Joins cannot be used in a published data source.
Loss of data or data duplication can occur if the data model is not well constructed.
Data blending is used to combine data from multiple sources. In data blending, there is a primary data source and a secondary data source. Data from a secondary source is displayed along with the primary source data. Data blending is used when the linking fields need to vary on a sheet-by-sheet basis for different visualizations. Also, data blending is useful for combining data from published data sources. The below diagram shows the blend between the two data sources.
Blends do not combine the data directly. Instead, each data source is queried independently, results are aggregated to the right level and then the results are presented in the view. Hence, blends can handle different levels of detail. Data blending acts like a traditional left join. The main difference between the two is when the aggregation is performed. A blend aggregates data and then combines whereas a join combines data and then aggregates.
The limitations of data blending are:
Data blending may result in some missing data from the secondary data source.
Blended data sources cannot be published as a single unit.
Data from secondary sources must be aggregated in calculations.
Non-additive aggregates such as COUNTD, MEDIAN, and RAWSQLAGG will have limited usage in data blending.
Let me summarize the 3 ways to combine data tables in Tableau:
Relationships | Joins | Blend |
Used when combining data from different levels of detail | Used to add more columns of data across the same row structure | Used when combining data from different levels of detail |
Requires matching fields between two logical tables | Requires common fields between two physical tables | Requires fields to be linked in the primary and secondary data source |
Automatically uses correct aggregations and contextual joins based on the fields relations and usage in the visualization | Requires establishing a join type and join clause | Once fields are linked, Tableau automatically aggregates data from the secondary source |
Cannot be used to relate published data source | Cannot be used to join published data source | Can be used with published data source |
The related tables are separate and hence no data loss occurs | The joined tables are merged into one table increasing the chances of data loss or duplication. | The blend mimics a left join and hence there can be some data loss from the secondary data source. |
Conclusion: This article talks about the multiple ways (Relationships, Joins, and Blends) provided by Tableau to combine data from source(s) depending on the use case. current use case to select a relationship, join or blend.
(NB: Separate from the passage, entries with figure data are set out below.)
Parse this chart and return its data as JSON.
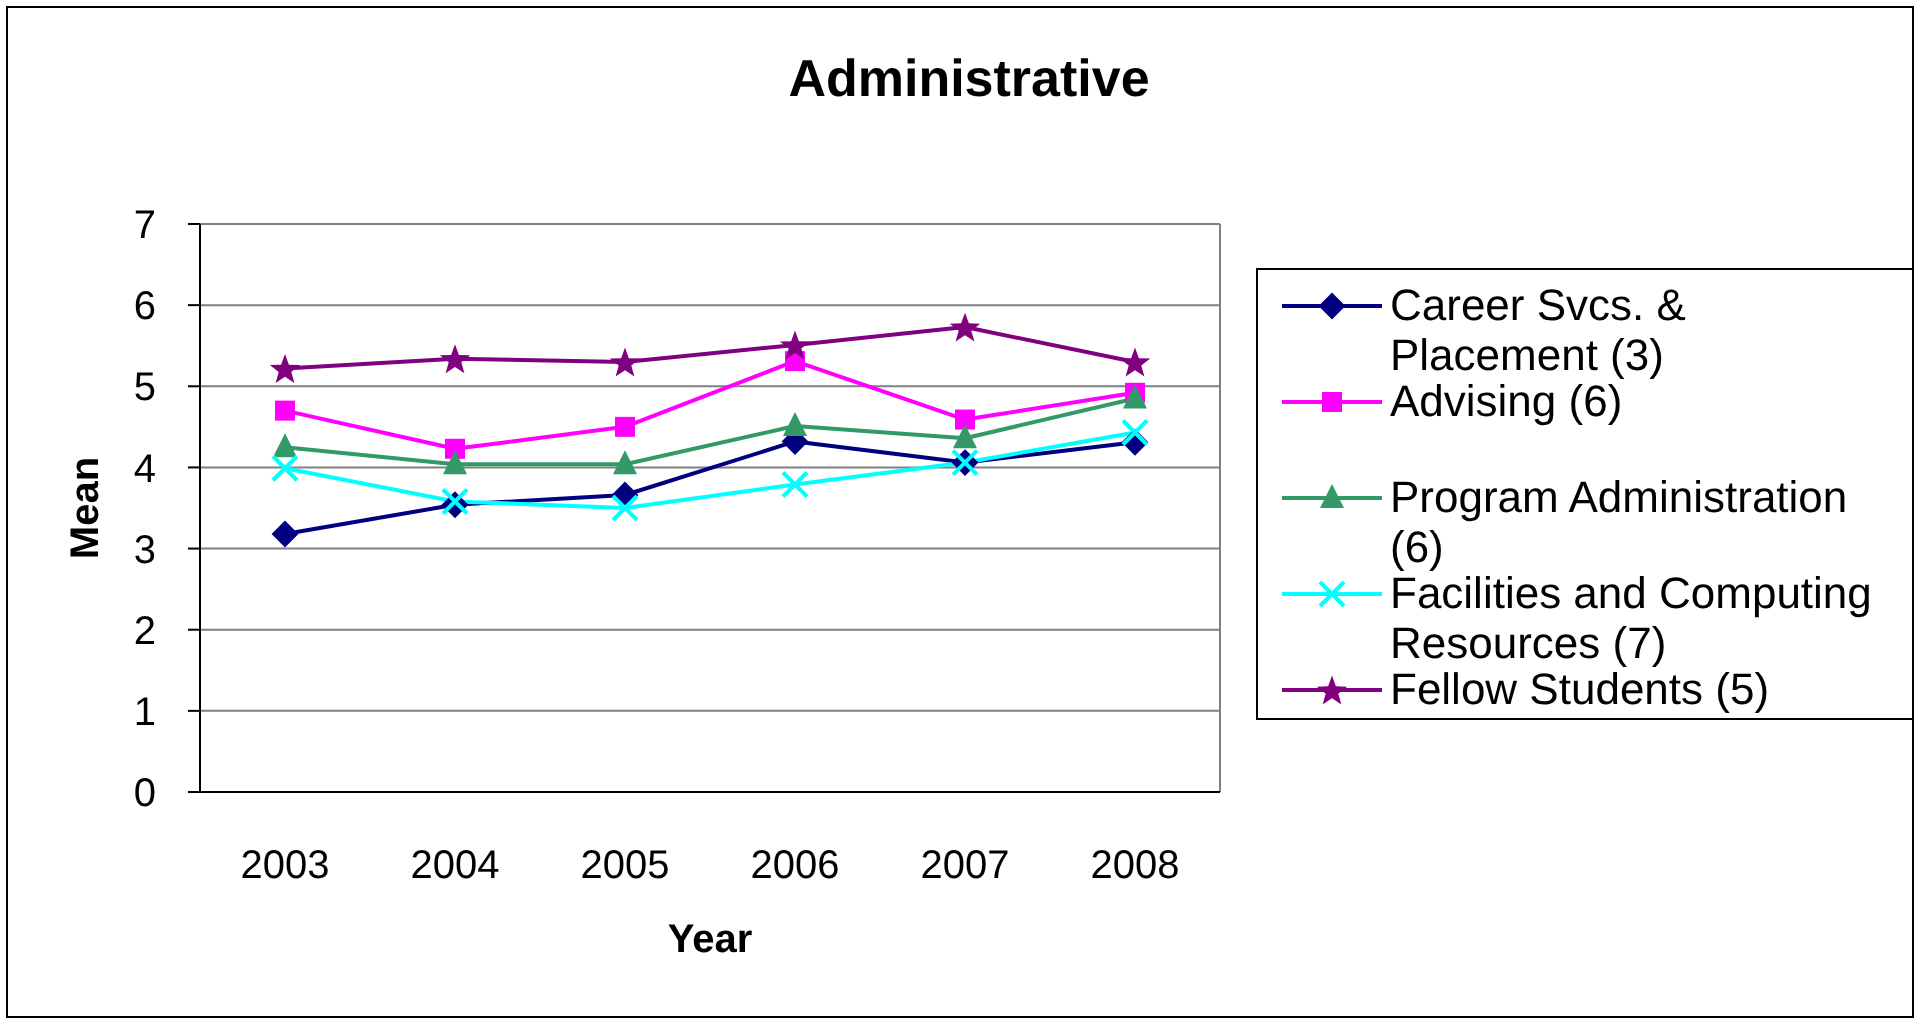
{
  "chart_data": {
    "type": "line",
    "title": "Administrative",
    "xlabel": "Year",
    "ylabel": "Mean",
    "categories": [
      "2003",
      "2004",
      "2005",
      "2006",
      "2007",
      "2008"
    ],
    "ylim": [
      0,
      7
    ],
    "yticks": [
      0,
      1,
      2,
      3,
      4,
      5,
      6,
      7
    ],
    "grid": "y",
    "legend": "right",
    "series": [
      {
        "name": "Career Svcs. & Placement (3)",
        "color": "#000080",
        "marker": "diamond",
        "values": [
          3.18,
          3.54,
          3.66,
          4.32,
          4.06,
          4.31
        ]
      },
      {
        "name": "Advising (6)",
        "color": "#ff00ff",
        "marker": "square",
        "values": [
          4.7,
          4.23,
          4.5,
          5.31,
          4.59,
          4.92
        ]
      },
      {
        "name": "Program Administration (6)",
        "color": "#339966",
        "marker": "triangle",
        "values": [
          4.25,
          4.04,
          4.04,
          4.51,
          4.36,
          4.85
        ]
      },
      {
        "name": "Facilities and Computing Resources (7)",
        "color": "#00ffff",
        "marker": "cross",
        "values": [
          3.99,
          3.58,
          3.5,
          3.79,
          4.06,
          4.43
        ]
      },
      {
        "name": "Fellow Students (5)",
        "color": "#800080",
        "marker": "star",
        "values": [
          5.22,
          5.34,
          5.3,
          5.51,
          5.73,
          5.3
        ]
      }
    ]
  }
}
Tableau recommends relationships as it is the most flexible and has auto functionalities by which Tableau can change the join types based on the fields used in the respective visualization worksheet. Joins have limited usage since most use cases will be covered by relationships. Data blending is usually done when the relationship needs to change from sheet to sheet. Whatever method you choose, Tableau ensures that you are equipped with the right tools to get the right results.